Pandas version checks
-
[X] I have checked that this issue has not already been reported.
-
[X] I have confirmed this bug exists on the latest version of pandas.
-
[X] I have confirmed this bug exists on the main branch of pandas.
Reproducible Example
import pandas as pd
import pyarrow as pa
s = pd.Series([1, 2], dtype=pd.ArrowDtype(pa.int32()))
r1 = s.rank(method="min")
df = s.to_frame(name="a")
r2 = df.rank(method="min")
>>> s
0 1
1 2
dtype: int32[pyarrow]
>>> df.dtypes
a int32[pyarrow]
dtype: object
>>> r1
0 1
1 2
dtype: uint64[pyarrow]
>>> r2
a
0 1.0
1 2.0
>>> r2.dtypes
a float64
dtype: object
Issue Description
When we have a dataframe backed with pyarrow type data, when we call df.rank(method="min"), returned result is not arrow backed dataframe.
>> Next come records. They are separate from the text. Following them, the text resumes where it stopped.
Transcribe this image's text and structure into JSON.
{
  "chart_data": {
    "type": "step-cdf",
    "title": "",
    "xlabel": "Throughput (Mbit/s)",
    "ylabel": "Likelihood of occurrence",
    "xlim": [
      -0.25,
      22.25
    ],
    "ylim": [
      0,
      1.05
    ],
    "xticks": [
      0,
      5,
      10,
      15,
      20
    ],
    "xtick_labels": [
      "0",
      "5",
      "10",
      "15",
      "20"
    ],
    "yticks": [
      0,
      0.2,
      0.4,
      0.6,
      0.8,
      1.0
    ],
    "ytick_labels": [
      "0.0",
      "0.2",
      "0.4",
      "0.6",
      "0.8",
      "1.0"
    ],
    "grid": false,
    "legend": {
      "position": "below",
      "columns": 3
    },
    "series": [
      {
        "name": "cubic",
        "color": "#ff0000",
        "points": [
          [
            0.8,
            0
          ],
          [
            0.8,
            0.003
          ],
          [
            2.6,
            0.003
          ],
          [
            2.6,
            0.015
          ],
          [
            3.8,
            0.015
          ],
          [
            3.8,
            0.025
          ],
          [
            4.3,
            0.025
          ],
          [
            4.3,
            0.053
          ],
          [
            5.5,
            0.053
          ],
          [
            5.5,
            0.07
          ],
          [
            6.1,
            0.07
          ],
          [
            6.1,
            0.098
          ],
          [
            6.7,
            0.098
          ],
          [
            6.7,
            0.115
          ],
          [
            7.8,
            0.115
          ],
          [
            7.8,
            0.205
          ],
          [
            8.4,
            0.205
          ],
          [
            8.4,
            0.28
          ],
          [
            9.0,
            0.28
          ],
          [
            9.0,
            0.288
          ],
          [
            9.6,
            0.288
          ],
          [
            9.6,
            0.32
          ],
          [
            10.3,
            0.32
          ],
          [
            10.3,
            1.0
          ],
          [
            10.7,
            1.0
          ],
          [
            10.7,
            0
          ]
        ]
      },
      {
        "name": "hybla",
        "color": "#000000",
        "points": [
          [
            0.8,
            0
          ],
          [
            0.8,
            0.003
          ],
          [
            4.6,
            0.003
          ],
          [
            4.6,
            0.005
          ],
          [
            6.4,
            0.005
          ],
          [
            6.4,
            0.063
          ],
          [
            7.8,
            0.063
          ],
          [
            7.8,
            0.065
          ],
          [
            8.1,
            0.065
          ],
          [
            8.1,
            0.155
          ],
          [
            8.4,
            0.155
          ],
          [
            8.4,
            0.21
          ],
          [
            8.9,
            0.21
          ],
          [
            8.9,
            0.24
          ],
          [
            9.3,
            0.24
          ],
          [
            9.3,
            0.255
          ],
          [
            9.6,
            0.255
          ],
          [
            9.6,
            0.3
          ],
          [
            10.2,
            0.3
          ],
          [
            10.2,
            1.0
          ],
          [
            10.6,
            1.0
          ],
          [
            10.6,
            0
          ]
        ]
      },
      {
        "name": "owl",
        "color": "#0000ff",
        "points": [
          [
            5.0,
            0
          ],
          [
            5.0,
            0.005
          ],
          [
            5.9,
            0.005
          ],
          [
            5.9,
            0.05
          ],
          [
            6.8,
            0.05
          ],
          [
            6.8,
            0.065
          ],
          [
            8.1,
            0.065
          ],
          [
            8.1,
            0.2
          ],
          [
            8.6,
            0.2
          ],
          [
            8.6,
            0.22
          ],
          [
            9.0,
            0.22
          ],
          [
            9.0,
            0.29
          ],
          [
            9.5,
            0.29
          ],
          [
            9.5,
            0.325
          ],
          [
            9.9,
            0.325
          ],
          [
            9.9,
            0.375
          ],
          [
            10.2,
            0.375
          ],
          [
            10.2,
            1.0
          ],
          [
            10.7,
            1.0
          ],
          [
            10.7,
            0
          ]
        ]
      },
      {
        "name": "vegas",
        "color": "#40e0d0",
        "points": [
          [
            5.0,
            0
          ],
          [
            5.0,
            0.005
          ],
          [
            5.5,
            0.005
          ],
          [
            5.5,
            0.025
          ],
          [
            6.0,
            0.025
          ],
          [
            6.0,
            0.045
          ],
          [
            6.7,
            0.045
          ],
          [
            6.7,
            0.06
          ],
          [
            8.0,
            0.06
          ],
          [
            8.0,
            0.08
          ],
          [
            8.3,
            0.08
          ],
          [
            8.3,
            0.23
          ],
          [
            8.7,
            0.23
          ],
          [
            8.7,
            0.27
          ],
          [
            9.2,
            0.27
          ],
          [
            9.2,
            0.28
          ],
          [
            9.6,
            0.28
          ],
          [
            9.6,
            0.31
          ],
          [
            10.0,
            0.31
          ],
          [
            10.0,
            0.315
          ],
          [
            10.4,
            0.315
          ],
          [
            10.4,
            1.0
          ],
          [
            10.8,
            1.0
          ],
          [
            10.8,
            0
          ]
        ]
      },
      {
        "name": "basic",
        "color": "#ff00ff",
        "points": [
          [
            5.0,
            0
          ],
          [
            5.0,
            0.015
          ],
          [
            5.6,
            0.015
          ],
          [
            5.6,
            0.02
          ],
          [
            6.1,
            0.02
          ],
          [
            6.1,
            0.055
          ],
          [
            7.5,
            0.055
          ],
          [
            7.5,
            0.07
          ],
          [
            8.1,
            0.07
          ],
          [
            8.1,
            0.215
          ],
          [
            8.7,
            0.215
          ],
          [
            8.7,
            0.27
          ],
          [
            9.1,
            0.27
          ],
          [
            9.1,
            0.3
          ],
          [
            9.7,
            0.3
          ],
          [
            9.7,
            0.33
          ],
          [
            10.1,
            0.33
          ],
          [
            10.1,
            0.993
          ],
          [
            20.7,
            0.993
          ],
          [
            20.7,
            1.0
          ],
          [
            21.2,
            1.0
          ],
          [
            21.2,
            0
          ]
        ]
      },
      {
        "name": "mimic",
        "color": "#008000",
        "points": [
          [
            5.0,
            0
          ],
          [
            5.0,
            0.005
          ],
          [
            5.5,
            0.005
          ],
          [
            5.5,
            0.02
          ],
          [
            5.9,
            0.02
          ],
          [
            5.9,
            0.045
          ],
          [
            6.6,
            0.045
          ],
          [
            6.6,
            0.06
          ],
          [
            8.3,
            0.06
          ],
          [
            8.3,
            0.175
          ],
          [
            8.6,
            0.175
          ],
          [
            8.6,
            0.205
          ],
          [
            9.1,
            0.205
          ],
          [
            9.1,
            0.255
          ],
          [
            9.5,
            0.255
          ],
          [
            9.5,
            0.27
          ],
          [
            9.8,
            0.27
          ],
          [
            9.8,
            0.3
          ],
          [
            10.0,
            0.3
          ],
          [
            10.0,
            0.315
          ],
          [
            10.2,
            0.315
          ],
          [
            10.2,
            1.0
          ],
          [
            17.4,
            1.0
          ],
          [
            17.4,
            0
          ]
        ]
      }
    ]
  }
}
This behavior does not happen for Series.rank(), we could see Series.rank() returned result is still arrow backed Series.
Incorrect:
df.dtypes a int32[pyarrow] dtype: object r2 = df.rank(method="min") r2.dtypes a float64 dtype: object
Correct:
s 0 1 1 2 dtype: int32[pyarrow] r1 = s.rank(method="min") r1.dtype uint64[pyarrow]
Expected Behavior
DataFrame.rank should return pyarrow backed dataframe when original dataframe filled with pyarrow.
Installed Versions
pd.version '2.0.0'
Comment From: mroeschke
This appears like a general issue with ExtensionArrays
In [23]: pd.DataFrame([1], dtype="Int64").rank().dtypes
Out[23]:
0 float64
dtype: object
Comment From: mroeschke
Looks like this condition needs to account for EAs when ndim == 2
def ranker(data):
if data.ndim == 2:
# i.e. DataFrame, we cast to ndarray
values = data.values
Comment From: oscar-garzon
take
Comment From: Julian048
@oscar-garzon Are you still working on this?
Comment From: jbrockmendel
This looks pretty easy: NDFrame.rank should go through self._mgr.apply. That'll also avoid a copy in data.values.